The nfoCentrale site is not a web site in the usual way. It is the anchor site on which all of the other sites I operate are situated. It is in that way that I speak of those sites as being nfoCentrale sites.
The other sites are maintained as folders within the actual nfoCentrale site. The anchored sites have their own domain names and they behave as independent sites. But they are managed as in a single account of an Apache Web Server. That account has the top level be reached via the nfoCentrale link: http://nfoCentrale.com.
Until now it has been unimportant that the other sites, orcmid.com, millennia-antica.com, etc., are implemented as folders in a single web hosting server account that is all of nfoCentrale even though they have their own domain names for their portions of the site.
If you nose around nfoCentrale, you'll see that the anchor level of the site has been neglected, consisting of many poorly-connected pages that have been borrowed from other of my sites to serve as placeholders. I was more attentive to the individual anchored web sites and not so much the part that is infrastructure to the others. That must change.
Now that I am adding software, especially Movable Type, to my web-server account, the organization and maintenance of the anchor becomes more important: It is at the anchor level that the additional software operates.
This has led to my introduction of a repaving project at nfoCentrale itself.
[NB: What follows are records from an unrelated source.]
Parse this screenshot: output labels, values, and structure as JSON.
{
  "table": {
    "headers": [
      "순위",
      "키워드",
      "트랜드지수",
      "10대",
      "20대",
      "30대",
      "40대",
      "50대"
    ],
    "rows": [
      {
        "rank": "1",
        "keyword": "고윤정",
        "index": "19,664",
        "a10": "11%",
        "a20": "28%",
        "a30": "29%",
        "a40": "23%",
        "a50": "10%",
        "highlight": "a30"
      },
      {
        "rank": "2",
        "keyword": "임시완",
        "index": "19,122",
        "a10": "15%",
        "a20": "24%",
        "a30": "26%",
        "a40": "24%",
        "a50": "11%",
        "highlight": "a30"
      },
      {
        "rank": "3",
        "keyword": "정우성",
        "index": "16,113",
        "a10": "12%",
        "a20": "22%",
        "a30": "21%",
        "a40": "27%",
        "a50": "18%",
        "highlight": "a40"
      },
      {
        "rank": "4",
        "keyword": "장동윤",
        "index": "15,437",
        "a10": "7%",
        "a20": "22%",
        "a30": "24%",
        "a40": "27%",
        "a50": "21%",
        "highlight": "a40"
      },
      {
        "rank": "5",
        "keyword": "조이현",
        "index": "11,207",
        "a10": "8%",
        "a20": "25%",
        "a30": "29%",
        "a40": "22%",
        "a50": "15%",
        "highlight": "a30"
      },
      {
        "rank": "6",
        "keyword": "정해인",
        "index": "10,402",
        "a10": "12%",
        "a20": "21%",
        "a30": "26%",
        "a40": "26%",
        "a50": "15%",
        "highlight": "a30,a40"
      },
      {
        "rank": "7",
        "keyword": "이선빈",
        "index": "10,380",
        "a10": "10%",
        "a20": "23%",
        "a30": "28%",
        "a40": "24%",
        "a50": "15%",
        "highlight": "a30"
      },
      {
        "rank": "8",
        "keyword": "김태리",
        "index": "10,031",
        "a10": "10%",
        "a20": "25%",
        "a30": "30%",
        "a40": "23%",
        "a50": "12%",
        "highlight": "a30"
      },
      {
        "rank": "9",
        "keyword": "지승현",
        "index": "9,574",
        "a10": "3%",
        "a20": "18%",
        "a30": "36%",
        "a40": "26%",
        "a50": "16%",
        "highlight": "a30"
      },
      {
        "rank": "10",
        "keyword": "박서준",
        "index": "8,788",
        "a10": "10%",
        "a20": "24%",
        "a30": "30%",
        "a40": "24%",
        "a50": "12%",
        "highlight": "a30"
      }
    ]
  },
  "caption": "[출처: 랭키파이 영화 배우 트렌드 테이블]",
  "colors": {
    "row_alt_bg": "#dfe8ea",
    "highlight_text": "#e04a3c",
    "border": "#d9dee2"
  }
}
I also introduced my first Movable Type blog, this one, under nfoCentrale.
The repaving accomplishes three purposes:
- The nfoCentrale site becomes an useful part of the complex as a repository of information that applies to the overall complex.
- The ad hoc techniques for developing, deploying, and backing-up content, including the blogs, are transformed to consistent, systematic practices that I can handle easily and reliably.
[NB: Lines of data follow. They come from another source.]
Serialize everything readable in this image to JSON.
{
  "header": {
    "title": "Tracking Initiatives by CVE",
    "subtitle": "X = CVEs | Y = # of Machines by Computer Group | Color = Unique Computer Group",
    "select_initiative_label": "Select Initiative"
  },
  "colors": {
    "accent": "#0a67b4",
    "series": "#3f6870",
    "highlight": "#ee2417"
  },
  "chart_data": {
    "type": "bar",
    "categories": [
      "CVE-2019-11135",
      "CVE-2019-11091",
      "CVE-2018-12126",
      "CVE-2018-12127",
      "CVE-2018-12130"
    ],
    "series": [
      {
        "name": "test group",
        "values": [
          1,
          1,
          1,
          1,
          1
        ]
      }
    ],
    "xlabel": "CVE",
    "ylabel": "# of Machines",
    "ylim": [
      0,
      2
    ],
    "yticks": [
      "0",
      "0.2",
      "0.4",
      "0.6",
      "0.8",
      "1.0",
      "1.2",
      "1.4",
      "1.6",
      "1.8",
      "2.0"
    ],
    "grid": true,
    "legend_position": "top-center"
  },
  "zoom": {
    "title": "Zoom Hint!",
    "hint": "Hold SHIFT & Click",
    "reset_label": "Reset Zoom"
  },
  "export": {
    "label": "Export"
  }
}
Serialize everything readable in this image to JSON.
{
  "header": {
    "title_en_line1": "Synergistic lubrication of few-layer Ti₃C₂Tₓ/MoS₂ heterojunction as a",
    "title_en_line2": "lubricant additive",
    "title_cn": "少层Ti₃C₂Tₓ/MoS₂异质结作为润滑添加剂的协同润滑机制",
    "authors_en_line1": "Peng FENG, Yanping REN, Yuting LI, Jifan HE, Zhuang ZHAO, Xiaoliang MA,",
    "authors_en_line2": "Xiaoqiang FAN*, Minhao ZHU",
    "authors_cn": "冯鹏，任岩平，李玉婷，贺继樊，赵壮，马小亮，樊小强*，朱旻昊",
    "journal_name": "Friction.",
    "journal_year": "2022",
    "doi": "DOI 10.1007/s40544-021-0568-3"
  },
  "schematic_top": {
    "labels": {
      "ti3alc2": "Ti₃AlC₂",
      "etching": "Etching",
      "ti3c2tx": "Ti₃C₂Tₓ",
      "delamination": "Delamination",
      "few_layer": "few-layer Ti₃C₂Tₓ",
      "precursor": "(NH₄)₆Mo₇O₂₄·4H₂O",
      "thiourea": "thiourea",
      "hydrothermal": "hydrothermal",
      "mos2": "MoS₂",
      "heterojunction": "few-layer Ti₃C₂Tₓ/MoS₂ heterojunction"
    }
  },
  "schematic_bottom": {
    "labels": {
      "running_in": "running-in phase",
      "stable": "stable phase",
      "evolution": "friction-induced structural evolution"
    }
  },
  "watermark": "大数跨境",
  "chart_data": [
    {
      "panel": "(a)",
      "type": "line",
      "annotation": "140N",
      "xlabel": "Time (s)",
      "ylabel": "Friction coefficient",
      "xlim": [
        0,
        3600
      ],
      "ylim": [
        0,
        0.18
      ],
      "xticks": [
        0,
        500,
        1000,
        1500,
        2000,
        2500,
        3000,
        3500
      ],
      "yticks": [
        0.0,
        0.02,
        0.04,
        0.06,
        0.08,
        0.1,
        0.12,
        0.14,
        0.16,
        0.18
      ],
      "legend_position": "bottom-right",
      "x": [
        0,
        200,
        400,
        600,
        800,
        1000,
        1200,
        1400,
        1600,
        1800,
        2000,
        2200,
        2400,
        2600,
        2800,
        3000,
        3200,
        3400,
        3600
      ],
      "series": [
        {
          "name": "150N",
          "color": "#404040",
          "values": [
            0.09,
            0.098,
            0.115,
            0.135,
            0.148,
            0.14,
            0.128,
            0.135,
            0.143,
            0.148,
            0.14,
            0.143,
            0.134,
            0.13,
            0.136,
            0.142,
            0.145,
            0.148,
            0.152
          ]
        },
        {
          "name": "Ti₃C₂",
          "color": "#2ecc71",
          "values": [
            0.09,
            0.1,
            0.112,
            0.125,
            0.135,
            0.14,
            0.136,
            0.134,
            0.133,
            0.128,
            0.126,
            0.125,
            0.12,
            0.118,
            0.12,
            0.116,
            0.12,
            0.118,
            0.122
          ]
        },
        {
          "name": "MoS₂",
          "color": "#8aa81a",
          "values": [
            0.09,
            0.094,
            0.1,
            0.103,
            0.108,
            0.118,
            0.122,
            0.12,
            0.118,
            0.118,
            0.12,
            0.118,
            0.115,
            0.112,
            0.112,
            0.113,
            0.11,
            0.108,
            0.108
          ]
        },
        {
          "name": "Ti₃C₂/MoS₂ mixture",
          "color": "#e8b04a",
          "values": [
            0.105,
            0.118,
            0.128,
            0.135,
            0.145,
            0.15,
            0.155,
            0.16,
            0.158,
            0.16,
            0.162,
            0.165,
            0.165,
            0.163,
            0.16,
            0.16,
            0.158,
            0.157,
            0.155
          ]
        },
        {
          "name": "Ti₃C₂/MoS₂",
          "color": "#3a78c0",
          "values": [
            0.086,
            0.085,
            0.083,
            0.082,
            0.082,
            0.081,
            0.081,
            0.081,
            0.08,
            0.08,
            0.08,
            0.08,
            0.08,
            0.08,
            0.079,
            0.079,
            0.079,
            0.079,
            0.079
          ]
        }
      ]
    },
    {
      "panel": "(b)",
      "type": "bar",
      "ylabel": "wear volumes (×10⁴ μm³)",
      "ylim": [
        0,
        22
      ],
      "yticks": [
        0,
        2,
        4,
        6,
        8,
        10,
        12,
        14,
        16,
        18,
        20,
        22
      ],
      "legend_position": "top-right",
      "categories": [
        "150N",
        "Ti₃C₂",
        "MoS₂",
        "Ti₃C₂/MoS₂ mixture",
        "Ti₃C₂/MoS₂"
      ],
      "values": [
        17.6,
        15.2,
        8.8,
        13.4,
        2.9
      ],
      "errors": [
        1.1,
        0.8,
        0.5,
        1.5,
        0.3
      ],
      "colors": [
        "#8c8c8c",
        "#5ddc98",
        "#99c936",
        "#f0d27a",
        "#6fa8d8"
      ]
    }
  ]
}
- It helps confirm that what I provide to manage and organize the sites does not interfere with Movable Type operation.
This post serves point (3) by ensuring that recent updates have not disturbed the way Movable Type accesses the material it uses at the anchor level.
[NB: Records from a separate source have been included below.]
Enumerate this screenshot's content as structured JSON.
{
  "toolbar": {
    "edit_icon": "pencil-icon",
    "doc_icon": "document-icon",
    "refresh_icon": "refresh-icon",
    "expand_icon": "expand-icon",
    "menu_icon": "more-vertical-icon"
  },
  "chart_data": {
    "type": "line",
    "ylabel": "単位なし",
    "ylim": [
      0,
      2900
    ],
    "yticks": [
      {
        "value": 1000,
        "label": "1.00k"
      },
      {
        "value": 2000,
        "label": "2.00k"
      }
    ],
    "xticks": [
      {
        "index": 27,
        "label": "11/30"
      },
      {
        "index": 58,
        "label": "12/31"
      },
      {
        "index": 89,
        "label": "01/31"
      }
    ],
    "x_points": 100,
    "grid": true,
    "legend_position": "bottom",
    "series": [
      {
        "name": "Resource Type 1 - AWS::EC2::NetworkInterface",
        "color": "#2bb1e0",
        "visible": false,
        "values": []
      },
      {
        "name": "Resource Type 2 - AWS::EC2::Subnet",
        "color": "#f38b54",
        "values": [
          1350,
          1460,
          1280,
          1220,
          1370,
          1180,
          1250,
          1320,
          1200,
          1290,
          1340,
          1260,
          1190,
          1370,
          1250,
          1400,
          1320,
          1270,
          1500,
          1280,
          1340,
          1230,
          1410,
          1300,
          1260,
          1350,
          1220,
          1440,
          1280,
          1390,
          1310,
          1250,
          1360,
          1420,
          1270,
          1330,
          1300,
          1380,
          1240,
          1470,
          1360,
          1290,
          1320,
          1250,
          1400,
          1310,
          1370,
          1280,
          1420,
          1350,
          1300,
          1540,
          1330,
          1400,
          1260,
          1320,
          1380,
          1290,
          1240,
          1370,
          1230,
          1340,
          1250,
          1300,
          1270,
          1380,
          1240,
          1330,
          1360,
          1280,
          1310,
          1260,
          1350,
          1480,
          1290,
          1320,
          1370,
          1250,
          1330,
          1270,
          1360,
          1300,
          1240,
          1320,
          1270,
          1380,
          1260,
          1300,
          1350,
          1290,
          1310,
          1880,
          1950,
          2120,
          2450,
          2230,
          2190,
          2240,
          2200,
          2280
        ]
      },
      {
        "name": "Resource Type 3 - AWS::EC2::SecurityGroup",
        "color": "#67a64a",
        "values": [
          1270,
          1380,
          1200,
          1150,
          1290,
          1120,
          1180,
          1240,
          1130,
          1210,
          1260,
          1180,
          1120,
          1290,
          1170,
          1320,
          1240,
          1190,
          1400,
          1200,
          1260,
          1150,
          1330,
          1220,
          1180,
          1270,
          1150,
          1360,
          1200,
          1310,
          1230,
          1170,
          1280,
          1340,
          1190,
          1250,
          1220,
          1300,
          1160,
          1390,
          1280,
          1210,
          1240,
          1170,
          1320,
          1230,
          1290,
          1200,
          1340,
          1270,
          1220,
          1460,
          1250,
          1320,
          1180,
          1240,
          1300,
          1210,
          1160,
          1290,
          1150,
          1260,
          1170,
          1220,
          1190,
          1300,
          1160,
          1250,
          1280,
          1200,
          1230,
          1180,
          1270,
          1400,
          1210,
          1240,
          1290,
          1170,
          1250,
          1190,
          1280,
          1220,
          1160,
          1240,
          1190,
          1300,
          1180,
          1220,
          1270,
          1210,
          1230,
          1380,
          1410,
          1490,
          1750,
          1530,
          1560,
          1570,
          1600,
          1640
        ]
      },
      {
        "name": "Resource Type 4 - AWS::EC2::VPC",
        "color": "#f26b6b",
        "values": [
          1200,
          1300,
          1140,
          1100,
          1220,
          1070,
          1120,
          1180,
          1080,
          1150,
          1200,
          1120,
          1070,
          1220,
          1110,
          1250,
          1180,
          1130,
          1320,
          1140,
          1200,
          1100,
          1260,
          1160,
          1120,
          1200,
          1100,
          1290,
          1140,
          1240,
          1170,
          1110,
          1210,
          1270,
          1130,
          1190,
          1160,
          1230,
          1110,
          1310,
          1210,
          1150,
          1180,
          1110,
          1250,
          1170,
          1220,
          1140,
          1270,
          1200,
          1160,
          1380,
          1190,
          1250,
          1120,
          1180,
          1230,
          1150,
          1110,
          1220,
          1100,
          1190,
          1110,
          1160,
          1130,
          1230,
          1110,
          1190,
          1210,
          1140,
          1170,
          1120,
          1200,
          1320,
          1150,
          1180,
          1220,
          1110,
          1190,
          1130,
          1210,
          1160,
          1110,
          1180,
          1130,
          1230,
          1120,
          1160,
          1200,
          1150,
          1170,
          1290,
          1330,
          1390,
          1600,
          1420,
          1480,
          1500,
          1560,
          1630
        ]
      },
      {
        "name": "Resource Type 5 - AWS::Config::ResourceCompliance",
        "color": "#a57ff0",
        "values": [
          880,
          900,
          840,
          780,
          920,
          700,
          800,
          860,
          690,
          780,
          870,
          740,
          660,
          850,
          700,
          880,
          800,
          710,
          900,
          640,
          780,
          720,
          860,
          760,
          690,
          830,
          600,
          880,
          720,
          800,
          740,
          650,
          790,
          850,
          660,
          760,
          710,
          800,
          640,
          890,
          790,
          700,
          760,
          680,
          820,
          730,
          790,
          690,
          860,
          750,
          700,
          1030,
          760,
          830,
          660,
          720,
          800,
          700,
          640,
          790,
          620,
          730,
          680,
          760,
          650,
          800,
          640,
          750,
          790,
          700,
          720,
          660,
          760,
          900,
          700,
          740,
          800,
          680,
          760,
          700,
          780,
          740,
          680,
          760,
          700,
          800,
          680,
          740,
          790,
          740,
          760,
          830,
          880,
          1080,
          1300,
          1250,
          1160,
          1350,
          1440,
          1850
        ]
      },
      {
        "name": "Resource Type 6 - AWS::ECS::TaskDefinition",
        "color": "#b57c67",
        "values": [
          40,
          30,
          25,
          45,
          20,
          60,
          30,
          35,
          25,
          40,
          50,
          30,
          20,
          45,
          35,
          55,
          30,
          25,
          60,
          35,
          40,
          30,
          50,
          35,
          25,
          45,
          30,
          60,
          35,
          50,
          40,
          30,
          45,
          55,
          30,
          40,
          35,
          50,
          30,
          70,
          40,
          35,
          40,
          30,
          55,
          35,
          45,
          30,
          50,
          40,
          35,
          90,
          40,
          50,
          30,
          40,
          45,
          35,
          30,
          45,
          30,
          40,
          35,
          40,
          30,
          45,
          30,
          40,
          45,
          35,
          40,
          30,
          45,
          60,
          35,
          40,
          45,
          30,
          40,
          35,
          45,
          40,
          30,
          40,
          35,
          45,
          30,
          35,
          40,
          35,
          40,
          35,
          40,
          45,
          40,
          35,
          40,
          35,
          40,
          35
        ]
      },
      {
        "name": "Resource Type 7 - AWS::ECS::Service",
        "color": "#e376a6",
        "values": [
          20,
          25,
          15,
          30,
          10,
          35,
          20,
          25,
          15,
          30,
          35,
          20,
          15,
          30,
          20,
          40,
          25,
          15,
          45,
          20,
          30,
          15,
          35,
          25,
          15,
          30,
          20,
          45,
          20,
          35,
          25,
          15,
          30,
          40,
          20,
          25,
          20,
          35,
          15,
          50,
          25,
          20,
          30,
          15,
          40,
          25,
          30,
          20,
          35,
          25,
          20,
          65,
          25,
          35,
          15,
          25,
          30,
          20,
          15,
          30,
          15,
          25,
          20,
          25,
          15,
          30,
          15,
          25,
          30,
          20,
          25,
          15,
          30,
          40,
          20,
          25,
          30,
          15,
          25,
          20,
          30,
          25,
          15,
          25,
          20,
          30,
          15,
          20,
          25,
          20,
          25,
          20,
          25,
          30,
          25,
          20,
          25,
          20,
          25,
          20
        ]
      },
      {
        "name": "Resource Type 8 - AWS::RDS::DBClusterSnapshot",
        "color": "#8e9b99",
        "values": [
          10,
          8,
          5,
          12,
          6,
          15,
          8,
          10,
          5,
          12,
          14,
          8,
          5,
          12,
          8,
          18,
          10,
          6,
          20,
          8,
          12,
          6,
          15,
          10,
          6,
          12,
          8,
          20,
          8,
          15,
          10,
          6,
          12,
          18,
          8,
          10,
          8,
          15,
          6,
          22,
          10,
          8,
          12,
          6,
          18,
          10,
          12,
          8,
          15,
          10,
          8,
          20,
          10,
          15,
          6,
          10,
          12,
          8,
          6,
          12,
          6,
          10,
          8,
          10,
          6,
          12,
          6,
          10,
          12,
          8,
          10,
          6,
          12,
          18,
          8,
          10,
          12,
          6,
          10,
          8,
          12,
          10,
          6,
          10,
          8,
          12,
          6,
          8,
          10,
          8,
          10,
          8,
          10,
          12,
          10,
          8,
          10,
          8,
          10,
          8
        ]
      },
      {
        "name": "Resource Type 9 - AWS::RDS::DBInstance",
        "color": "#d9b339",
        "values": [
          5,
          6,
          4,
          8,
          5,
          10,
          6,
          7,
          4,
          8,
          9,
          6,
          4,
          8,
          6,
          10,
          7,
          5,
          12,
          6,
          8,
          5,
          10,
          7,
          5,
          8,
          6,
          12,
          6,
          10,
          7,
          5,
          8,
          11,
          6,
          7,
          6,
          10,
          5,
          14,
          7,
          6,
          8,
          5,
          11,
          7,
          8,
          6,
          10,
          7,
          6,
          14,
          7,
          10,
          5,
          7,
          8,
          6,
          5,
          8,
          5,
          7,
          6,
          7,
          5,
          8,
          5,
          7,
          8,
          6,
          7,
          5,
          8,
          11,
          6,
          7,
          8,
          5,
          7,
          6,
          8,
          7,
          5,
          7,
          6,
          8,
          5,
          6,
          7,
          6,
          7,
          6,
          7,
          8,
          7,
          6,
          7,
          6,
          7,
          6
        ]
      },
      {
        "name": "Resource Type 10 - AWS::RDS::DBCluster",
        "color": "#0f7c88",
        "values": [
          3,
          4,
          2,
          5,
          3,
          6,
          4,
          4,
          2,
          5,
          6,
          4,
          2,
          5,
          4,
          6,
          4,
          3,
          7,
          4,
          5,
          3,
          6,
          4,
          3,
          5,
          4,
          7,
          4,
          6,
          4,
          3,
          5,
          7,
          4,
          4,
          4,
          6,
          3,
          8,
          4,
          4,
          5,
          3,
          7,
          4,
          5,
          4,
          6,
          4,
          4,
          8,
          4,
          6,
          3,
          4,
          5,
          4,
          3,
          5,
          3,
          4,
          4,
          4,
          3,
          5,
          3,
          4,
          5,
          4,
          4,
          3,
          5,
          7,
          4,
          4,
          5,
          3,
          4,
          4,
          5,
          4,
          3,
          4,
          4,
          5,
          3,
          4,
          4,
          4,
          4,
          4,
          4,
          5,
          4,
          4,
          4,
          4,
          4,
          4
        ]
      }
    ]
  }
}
Once I am satisfied that little bit done to integrate Movable Type into my now-refined nfoCentrale Web Development and Deployment Model, I will take the next step: confirming that I can create a replacement for one of the blogs in an anchored nfoCentrale domain by using the same Movable Type installation. The guinea pig for this wil be Spanner Wingnut's Muddleware Lab, part of orcmid.com.
This is the first nfoCentrale status post since I upgraded the nfoCentrale site and the supporting deployment model in the last few days. It's success will confirm that I have not broken anything badly, so far.